There is no "right" answer to the question of whether rental yield or capital growth is best when it comes to measuring the return on investment, shares Michelle Cohen, principal at Leapfrog Johannesburg North East. However, it is especially first-time property investors who tend to be charmed by the rental amount that an investment property is likely to yield in a month.
"Rental yield is important but in the long run, you want to be seeing capital growth because that's what makes for a solid investment," Cohen explains.
A simple example to illustrate the point:
A property of R1m could (quite easily) fetch a monthly rental income of R7,500, amounting to R90,000 a year. There will be a number of expenses that need to be accounted for such as rates and taxes, levies and maintenance, but the R7,500 is still a notable return.
The capital growth on the same R1m property could be around 6% per annum, or R60,000 per year. "Inexperienced investors will immediately point out that the annual rental yield is R30,000 more than the capital growth," Cohen says, "but what they typically don't account for is the overall appreciation of the asset."
Viewed differently, R60,000 was added to the value of the property while the R90,000 was just cash flow, it didn't add to the value of the property. Cohen offers a clearer comparison: "Imagine, given current market conditions, that the monthly rental increased by 5%. That would mean R375 extra each month, or R4,500 per year, which is a long way from the R60,000 capital growth, even after expenses."

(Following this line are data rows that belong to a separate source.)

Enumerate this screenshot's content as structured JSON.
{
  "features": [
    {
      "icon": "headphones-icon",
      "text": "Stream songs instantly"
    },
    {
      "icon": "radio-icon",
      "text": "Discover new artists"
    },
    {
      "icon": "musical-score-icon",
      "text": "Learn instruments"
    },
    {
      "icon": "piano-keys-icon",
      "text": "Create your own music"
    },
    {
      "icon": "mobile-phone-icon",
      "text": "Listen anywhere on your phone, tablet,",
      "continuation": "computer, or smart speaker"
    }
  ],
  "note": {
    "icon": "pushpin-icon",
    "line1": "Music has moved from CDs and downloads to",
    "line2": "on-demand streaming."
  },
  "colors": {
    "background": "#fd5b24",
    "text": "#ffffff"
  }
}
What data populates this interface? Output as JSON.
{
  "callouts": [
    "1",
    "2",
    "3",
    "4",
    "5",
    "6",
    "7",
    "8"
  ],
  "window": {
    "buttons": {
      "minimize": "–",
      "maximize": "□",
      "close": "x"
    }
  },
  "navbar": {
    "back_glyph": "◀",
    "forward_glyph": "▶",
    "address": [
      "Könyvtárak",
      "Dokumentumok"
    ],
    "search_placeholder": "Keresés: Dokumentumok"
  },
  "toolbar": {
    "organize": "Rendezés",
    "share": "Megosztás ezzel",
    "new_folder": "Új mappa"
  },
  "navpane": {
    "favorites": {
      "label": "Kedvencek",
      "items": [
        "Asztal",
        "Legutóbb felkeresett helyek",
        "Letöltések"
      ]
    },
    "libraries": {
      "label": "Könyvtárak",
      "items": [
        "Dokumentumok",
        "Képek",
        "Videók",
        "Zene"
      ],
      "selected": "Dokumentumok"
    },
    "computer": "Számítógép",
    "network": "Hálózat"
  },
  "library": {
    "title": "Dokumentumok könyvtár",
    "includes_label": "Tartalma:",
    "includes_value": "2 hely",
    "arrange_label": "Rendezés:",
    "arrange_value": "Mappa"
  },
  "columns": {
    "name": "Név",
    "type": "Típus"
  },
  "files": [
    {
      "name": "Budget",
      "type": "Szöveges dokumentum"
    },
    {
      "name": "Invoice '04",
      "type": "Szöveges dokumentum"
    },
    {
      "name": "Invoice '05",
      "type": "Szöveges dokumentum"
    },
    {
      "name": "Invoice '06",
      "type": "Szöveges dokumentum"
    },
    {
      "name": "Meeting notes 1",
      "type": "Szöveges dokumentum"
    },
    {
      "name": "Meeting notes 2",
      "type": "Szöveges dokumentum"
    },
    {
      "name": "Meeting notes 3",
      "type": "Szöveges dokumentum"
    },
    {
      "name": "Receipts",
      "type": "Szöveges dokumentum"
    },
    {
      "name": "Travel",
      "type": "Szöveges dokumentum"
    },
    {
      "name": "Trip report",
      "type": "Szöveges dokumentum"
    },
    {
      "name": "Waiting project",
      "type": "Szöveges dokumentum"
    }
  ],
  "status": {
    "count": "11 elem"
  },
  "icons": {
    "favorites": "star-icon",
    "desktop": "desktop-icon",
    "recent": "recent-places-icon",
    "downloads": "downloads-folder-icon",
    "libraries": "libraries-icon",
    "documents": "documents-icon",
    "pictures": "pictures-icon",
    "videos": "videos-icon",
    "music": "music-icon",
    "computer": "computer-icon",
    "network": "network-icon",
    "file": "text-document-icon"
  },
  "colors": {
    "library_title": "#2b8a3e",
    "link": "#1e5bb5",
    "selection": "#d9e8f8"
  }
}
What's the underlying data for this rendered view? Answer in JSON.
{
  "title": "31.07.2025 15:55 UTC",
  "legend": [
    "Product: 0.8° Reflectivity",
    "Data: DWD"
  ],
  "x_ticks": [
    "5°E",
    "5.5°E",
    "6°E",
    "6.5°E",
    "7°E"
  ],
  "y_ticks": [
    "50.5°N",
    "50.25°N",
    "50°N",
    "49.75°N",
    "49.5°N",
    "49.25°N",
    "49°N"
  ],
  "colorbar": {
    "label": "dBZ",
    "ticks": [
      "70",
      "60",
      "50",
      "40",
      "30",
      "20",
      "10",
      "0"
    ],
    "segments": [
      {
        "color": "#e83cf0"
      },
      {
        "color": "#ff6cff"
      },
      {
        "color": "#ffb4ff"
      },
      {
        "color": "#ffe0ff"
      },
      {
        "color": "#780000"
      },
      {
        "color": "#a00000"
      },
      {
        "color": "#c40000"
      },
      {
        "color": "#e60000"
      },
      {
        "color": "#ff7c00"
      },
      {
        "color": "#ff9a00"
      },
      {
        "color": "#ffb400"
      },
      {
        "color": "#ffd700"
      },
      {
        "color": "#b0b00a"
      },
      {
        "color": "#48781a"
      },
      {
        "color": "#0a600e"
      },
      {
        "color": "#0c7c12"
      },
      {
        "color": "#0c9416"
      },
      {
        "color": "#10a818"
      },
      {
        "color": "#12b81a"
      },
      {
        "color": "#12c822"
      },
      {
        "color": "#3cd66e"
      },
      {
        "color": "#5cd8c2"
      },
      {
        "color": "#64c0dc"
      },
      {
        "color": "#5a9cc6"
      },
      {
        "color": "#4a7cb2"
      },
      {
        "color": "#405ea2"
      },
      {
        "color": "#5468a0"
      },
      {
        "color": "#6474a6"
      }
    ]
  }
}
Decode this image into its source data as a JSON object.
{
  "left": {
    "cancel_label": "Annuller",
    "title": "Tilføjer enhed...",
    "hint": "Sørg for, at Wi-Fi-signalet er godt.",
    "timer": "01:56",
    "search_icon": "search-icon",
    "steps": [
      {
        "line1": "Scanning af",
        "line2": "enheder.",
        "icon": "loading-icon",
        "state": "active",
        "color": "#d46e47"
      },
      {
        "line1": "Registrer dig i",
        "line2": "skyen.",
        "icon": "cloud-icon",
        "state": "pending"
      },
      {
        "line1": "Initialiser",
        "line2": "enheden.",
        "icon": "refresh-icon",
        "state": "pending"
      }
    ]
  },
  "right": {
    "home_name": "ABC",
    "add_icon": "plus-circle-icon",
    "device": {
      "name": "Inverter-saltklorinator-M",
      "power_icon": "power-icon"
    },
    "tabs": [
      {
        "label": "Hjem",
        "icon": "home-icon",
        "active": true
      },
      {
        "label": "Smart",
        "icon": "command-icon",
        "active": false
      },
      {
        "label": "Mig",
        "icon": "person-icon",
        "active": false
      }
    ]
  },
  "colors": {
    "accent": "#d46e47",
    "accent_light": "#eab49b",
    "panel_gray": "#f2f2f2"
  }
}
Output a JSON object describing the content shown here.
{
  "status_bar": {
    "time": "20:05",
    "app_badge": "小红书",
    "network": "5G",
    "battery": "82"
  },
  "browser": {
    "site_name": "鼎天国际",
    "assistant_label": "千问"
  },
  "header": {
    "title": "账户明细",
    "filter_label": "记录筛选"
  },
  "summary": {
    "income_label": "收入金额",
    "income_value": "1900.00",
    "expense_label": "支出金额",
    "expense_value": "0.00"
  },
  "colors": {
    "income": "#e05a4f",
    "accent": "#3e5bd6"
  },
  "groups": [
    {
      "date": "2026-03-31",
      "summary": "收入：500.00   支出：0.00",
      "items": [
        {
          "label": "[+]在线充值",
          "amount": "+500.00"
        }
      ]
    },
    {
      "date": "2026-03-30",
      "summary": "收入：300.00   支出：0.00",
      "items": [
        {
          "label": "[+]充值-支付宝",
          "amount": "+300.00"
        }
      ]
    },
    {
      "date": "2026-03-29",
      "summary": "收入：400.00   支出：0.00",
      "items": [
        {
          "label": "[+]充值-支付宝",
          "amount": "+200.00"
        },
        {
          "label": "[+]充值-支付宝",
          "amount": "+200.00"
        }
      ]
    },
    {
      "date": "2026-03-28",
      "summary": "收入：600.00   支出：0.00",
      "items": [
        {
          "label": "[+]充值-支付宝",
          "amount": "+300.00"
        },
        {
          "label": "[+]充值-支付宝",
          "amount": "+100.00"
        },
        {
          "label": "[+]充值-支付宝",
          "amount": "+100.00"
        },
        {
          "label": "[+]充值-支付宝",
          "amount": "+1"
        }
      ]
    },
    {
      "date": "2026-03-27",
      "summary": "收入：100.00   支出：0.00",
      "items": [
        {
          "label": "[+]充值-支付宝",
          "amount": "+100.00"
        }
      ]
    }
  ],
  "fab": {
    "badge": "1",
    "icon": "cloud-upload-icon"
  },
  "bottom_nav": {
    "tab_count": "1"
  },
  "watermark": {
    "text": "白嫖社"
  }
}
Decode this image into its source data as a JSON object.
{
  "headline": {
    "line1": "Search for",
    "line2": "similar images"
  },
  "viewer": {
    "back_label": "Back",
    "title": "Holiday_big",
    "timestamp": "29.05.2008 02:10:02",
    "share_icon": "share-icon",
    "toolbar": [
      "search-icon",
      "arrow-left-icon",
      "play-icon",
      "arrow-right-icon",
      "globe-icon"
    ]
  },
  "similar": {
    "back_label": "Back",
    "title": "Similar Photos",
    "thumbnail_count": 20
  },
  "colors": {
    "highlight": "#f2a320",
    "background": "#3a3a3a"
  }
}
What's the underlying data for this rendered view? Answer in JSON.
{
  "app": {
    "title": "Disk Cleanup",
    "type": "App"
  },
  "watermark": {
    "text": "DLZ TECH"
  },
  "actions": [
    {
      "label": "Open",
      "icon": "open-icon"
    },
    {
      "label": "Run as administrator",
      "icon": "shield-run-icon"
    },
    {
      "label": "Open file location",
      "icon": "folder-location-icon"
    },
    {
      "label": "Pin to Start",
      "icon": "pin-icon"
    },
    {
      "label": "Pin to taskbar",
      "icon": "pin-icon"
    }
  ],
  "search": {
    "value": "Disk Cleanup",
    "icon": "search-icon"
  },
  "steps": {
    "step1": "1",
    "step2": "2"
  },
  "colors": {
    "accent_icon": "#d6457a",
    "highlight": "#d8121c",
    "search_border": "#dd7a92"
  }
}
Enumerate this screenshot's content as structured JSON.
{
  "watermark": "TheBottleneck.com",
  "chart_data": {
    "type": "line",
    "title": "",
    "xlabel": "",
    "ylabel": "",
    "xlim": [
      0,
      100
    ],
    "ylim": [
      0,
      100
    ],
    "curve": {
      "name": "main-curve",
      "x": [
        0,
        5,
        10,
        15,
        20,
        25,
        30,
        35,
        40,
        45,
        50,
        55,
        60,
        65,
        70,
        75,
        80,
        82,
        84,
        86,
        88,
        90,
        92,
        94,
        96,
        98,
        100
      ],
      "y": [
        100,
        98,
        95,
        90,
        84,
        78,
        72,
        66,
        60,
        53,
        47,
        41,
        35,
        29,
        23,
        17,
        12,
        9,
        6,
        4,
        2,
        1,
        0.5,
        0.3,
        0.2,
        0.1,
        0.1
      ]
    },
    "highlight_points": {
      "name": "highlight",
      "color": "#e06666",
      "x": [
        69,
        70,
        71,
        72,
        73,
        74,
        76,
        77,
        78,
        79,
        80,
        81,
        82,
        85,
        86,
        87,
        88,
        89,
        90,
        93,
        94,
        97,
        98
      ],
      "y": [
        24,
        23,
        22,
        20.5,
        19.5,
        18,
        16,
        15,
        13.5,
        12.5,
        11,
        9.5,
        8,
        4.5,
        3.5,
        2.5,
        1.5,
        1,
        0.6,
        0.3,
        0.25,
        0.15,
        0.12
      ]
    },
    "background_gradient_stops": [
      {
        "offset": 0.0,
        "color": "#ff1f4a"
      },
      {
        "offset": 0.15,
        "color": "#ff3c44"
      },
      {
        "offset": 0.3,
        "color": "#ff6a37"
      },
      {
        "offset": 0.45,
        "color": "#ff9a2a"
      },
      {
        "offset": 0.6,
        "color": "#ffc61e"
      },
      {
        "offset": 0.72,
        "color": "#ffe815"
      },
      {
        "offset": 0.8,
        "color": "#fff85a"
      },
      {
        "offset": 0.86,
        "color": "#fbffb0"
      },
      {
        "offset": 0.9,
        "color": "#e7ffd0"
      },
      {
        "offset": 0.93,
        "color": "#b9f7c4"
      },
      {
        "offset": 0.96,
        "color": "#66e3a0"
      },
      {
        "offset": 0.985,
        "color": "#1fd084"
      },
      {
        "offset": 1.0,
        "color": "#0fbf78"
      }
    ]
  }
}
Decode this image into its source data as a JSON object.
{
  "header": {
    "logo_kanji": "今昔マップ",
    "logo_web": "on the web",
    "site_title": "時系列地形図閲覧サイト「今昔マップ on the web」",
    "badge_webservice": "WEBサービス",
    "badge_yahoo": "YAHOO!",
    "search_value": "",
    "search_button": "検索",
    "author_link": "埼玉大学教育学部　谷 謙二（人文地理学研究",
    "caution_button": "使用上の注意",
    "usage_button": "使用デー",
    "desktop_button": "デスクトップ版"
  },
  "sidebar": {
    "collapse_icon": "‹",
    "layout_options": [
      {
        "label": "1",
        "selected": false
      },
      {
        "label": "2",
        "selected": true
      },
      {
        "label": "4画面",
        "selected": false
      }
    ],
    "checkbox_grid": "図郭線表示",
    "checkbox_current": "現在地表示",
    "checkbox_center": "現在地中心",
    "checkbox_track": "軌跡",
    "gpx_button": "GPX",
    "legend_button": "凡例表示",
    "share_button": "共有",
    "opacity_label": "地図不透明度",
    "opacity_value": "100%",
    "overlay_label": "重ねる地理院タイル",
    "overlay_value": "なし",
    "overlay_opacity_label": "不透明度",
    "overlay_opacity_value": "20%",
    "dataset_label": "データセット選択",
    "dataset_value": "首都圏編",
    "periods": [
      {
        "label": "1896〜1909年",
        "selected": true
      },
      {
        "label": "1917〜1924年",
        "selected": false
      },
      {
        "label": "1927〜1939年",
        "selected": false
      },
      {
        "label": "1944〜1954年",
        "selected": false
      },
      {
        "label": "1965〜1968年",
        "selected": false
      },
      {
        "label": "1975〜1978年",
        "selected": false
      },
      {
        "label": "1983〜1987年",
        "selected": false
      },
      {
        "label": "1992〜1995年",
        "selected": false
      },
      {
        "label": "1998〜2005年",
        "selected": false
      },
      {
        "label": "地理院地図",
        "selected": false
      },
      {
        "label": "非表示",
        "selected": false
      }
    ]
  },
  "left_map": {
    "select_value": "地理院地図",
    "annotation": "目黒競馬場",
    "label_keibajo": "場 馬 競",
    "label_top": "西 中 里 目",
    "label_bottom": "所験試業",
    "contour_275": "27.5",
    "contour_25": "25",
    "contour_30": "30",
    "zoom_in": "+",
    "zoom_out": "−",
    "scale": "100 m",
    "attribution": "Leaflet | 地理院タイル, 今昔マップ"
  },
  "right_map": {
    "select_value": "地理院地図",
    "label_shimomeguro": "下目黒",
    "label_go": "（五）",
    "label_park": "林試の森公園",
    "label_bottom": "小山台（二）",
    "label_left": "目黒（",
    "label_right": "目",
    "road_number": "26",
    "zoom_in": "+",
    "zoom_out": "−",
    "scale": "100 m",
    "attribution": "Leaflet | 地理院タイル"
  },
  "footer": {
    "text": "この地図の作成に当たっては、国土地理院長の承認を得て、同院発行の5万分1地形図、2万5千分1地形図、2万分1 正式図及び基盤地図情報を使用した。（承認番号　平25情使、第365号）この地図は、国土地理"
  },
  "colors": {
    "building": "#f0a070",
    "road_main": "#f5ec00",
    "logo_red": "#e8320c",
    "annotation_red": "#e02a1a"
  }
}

Rental yield doesn't grow the asset
The goal with an investment property is capital growth, which is why long-term performance should enjoy priority over rental yield. "The short of it is that capital growth is the value of the property over time, while rental yield is simply the monthly cash flow," Cohen highlights. The rental yield is however still important because it looks after the asset, but it doesn't grow the asset.
An investment property with a healthy capital balance also allows the investor to leverage the asset to expand their property portfolio. "It's difficult to save for a deposit for the next property investment, but it may be possible to leverage the capital in your high-growth properties to pay the deposit on your next purchase," Cohen points out.
Any investment should be considered together with the investor's overall financial and investment goals. "It's always a good idea to involve both a trusted property professional and a certified financial advisor for advice and guidance. Taking an active interest in the investment is highly recommended too," Cohen says.